Effect of Oxygen Partial Pressure on the Electrical and Optical Properties of DC Magnetron Sputtered Amorphous TiO2 Films

Titanium dioxide (TiO2) thin films were deposited on p-Si (100) and Corning glass substrates held at room temperature by DC magnetron sputtering at different oxygen partial pressure in the range 9 x 10(-3)-9 x 10(-2) Pa. The influence of oxygen partial pressure on the structural, electrical, and optical properties of the deposited films was systematically studied. XPS studies confirmed that the film formed at an oxygen partial pressure of 6 x 10(-2) Pa was nearly stoichiometric. TiO2 films formed at all oxygen partial pressures were X-ray amorphous.
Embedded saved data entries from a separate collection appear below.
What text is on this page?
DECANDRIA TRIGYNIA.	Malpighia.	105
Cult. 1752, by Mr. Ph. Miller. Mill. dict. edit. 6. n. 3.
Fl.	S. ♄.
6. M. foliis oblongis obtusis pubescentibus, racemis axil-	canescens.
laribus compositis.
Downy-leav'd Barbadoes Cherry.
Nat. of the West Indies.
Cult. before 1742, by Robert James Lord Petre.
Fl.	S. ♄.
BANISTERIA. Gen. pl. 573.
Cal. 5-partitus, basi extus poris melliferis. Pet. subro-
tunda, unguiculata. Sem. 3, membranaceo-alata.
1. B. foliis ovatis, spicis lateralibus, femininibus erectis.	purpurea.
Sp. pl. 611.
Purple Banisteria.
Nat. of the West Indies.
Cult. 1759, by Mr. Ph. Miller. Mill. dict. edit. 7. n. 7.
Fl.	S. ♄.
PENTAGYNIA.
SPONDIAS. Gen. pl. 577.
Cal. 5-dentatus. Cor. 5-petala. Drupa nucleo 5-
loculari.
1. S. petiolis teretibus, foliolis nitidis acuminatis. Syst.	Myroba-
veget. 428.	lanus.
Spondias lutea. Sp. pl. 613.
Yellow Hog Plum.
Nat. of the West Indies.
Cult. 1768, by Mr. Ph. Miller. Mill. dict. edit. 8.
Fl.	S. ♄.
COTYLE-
The optical transmittance gradually increased and the absorption edge shifted towards shorter wavelengths with the increase of oxygen partial pressure. Thin film capacitors with configuration of Al/TiO2/p-Si have been fabricated. The results showed that the leakage current density of films formed decreased with the increase of oxygen partial pressure to 6 x 10(-2) Pa owing to the decrease in the oxygen defects in the films thereafter it was increased. The current transport mechanism in the TiO2 thin films is shown to be Schottky effect and Fowler-Nordheim tunnelling currents.